Below is what Bischoff said about WCW referee Nick Patrick’s claim of Bischoff telling him to do the fast count (credit to Wrestlinginc for transcript):

“Maybe, if at some point during the course of the day – I know this is going to sound smarmy and sleazy, but I’m trying to avoid it – people who have listened to the show and have been listening to the show for the six months that I’ve been doing it, I think it’s six months, realize that I’m not afraid to take any heat or responsibility for some of the stupid sh*t that I did. I’m not. I have no qualms about taking responsibility for the bad decisions I’ve made or mistakes that I’ve made along the way. I’m not going to take it here at least not where I don’t deserve it.
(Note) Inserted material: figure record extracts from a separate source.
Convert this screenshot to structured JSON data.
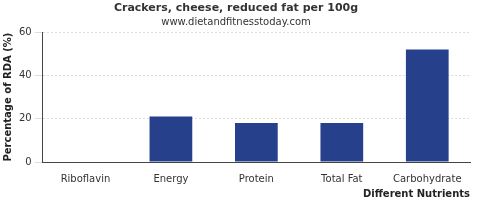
{
  "chart_data": {
    "type": "bar",
    "title": "Crackers, cheese, reduced fat per 100g",
    "subtitle": "www.dietandfitnesstoday.com",
    "x_label": "Different Nutrients",
    "y_label": "Percentage of RDA (%)",
    "categories": [
      "Riboflavin",
      "Energy",
      "Protein",
      "Total Fat",
      "Carbohydrate"
    ],
    "values": [
      0,
      21,
      18,
      18,
      52
    ],
    "color": "#27408b",
    "ylim": [
      0,
      60
    ],
    "yticks": [
      0,
      20,
      40,
      60
    ],
    "grid": true
  }
}
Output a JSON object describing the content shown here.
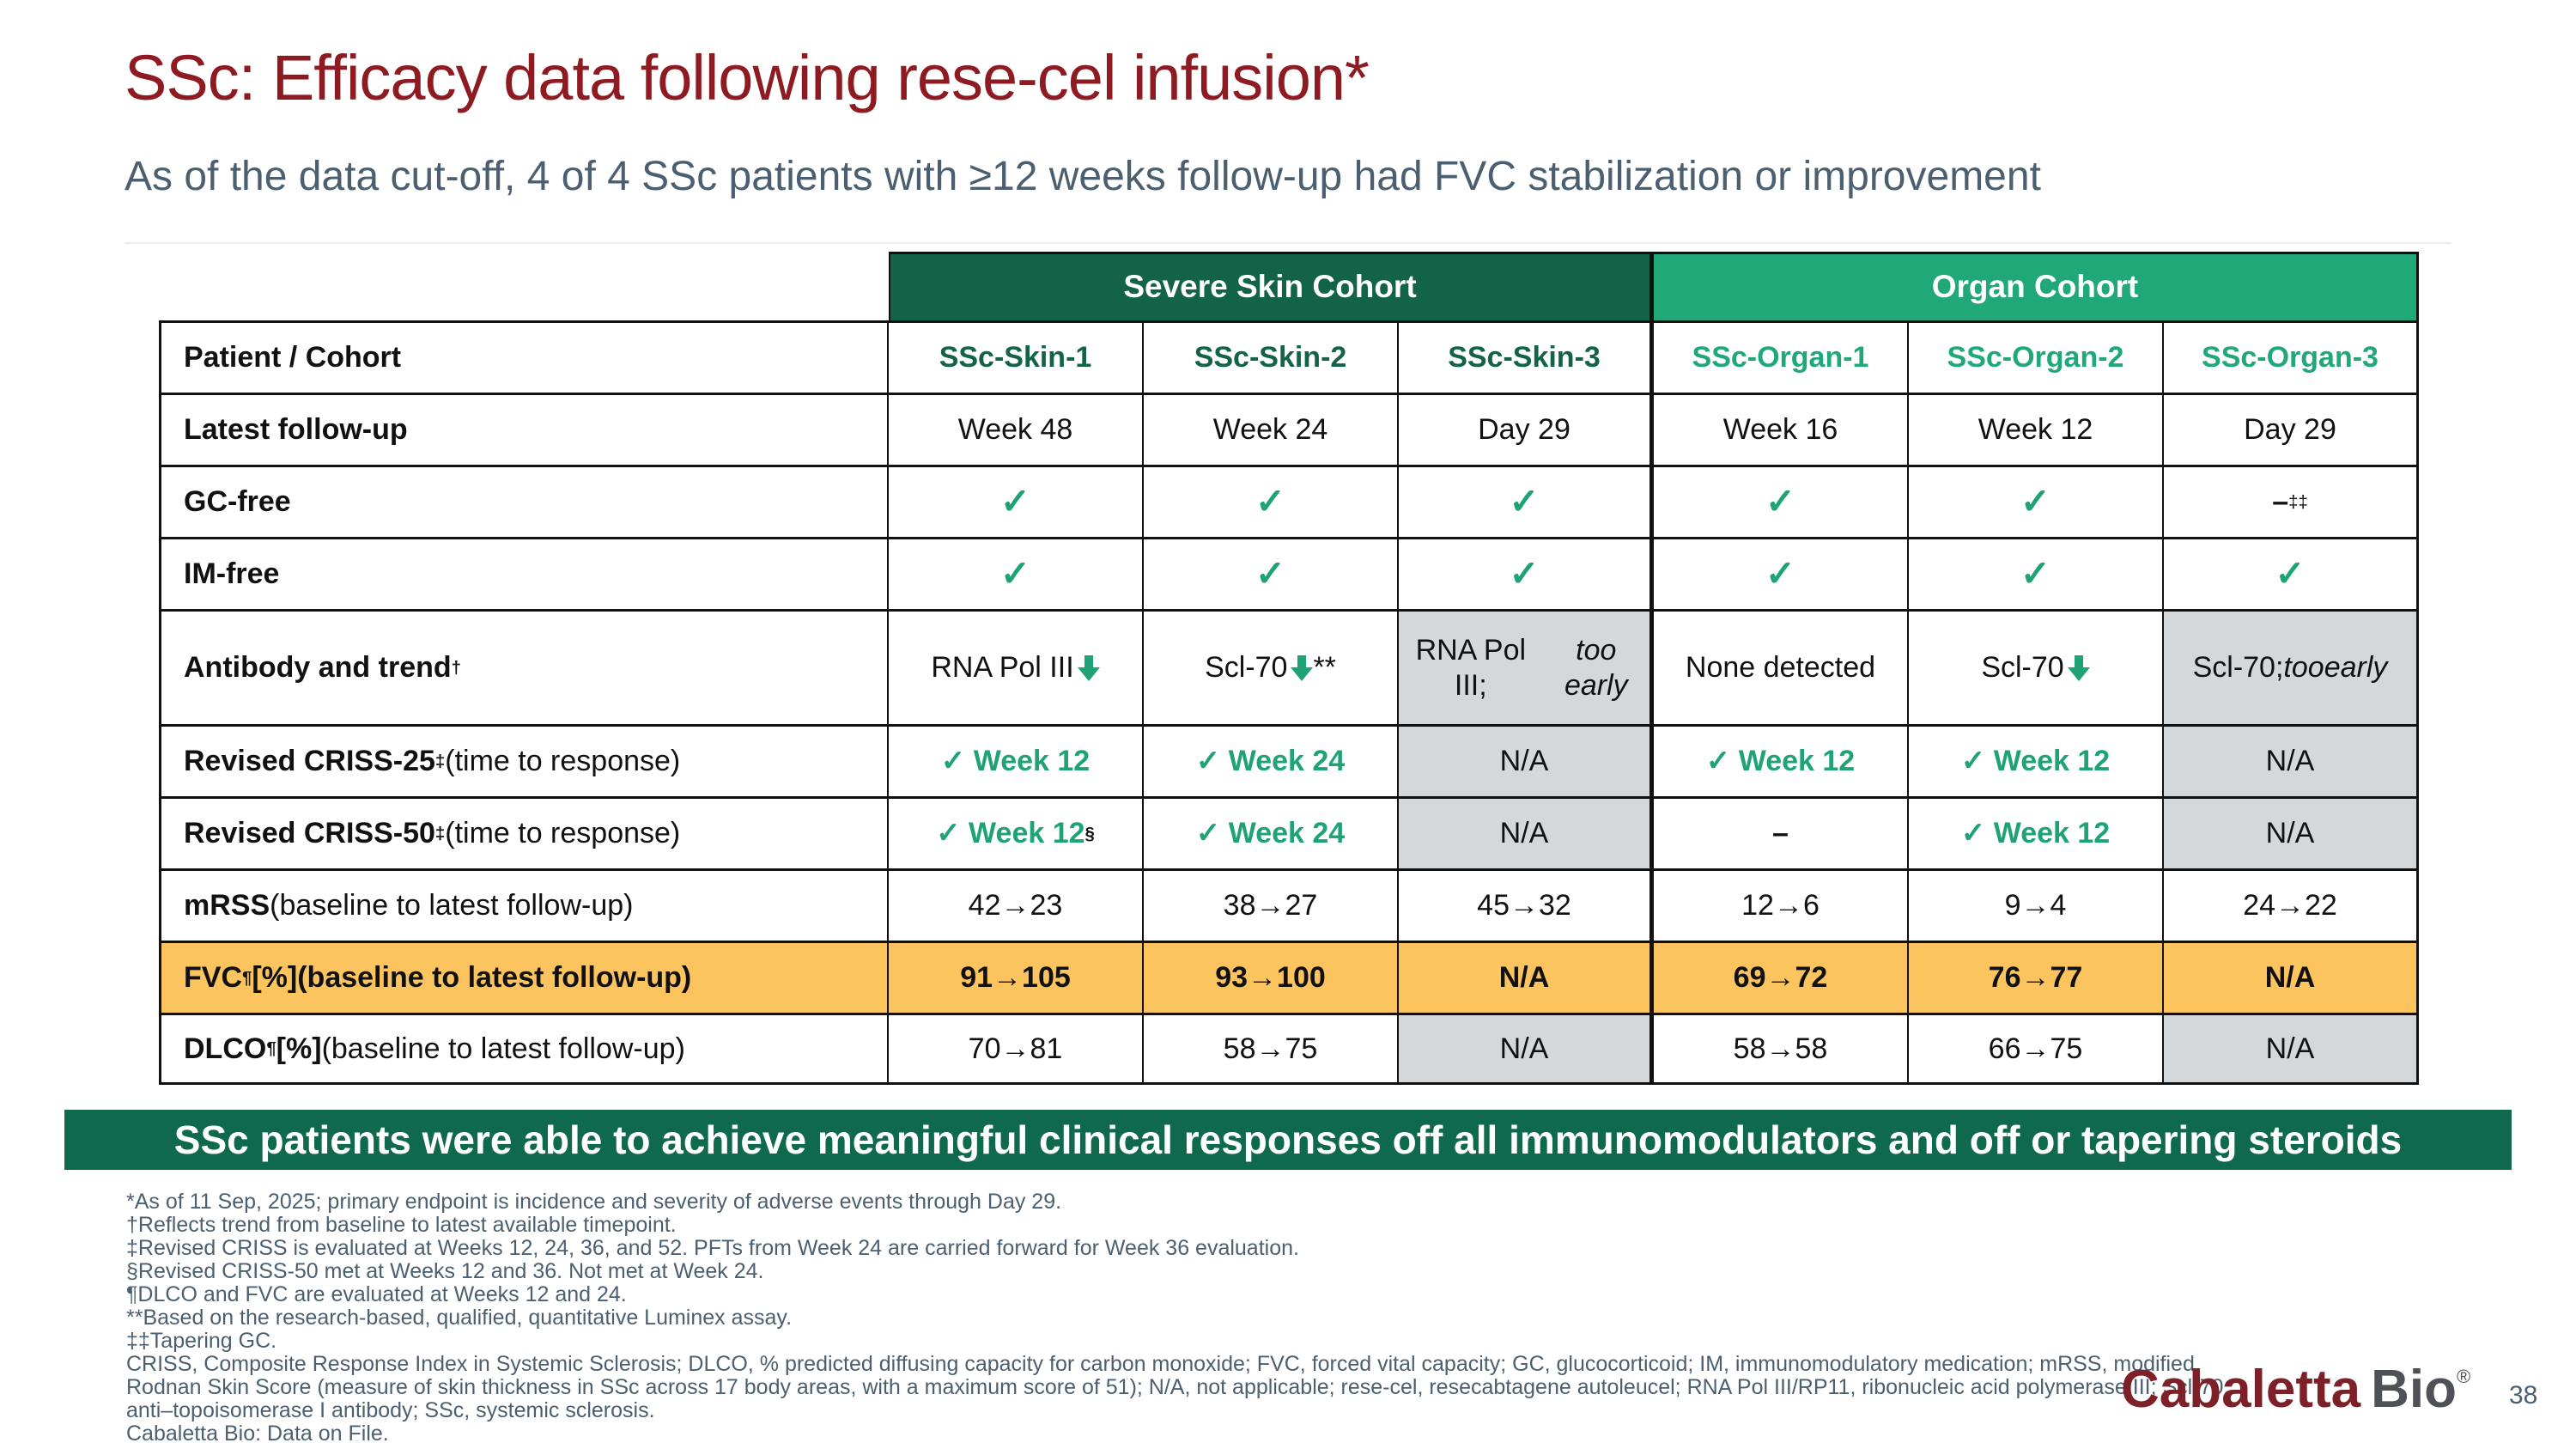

Now, here’s how Nick Patrick may have been telling the truth to a degree: if at some point during the course of the day Kevin Sullivan or Hogan or Steve would’ve come to me and said, ‘okay, we’ve got it figured out – here’s what we’re going to do,’ great! As long as it got me to where I needed to be. Again, the end always hangs on the beginning, as long as that show ended exactly the way I wanted it to end, I really didn’t give two sh*ts how we got there.

When it came to a match of this high profile with personalities as big as this, and this high profile, I would have made sure the referee was in the room while the finish was being laid out, okay?

It’s not like on the way out to the ring the talent would get together and say, ‘this is what we’re going to do.’ The referees should engage or should have been engaged laying out the finish of the match as much as the two principals in the ring. That’s the way it’s supposed to be.

But if Nick would have come up to me at some point during the day, if I had been told, ‘here’s what we’re going to do,’ I would have communicated that to Nick and said, ‘get your a$$ in the room, and get with the guys, and make sure you understand what they’re going to do, so you know, so you’re not hearing it from me secondhand.’ That could’ve happened and that could’ve changed throughout the course of the day as it often does, even to this day.

I had a brief conversation with him. I mean, I don’t hear it as much anymore or read it as much anymore, about what a hothead I was, or how I would lose my temper, or that I was out of control. That wasn’t true. I very seldom lost my temper.

Right now, me losing my f*cking cool, and yelling, and screaming, and throwing sh*t is going to change absolutely nothing. As I usually say, the bullet has already left the barrel. I can’t put it back. It’s gone. Now, all I can do is focus on trying to fix it. So did I confront Nick? Yes, I did. Did I lose my mind, and did I scream, and did I yell? Did I corner him and say, ‘how the f*ck could you possibly do this?’ None of that happened.

It was a conversation that was probably less animated than the one I’m having with you (co-host Conrad Thompson). And it probably sounded something like, ‘Nick, what the f*ck?’ He would have told me whatever happened or how it got miscommunicated, which was clearly the case here. It was miscommunication. It wasn’t Hulk Hogan working a gimmick. It wasn’t any of that.

It was poor communication. Simple as that. It just irks me to have to still listen to people espouse this narrative of ‘it was just another Hulk Hogan plan!’, By the way, he would have gotten nothing out of it. He wouldn’t have made $0.10 more with one finish than he would have with another.

I’m not going to fire a guy, I’m not going to fire Nick Patrick, because the communication between the principals involved in the match and the referee sucked. I’m not going to fire him for that. There was a lot of confusion. There were a lot of people involved.

One of the biggest mistakes probably during my time in WCW was not firing a whole f*ck bunch more. That I’ll cop to and maybe I should have fired Nick, but I don’t think it was Nick’s fault. I think it was the agents’ fault and I think it could have been the talents’ fault.”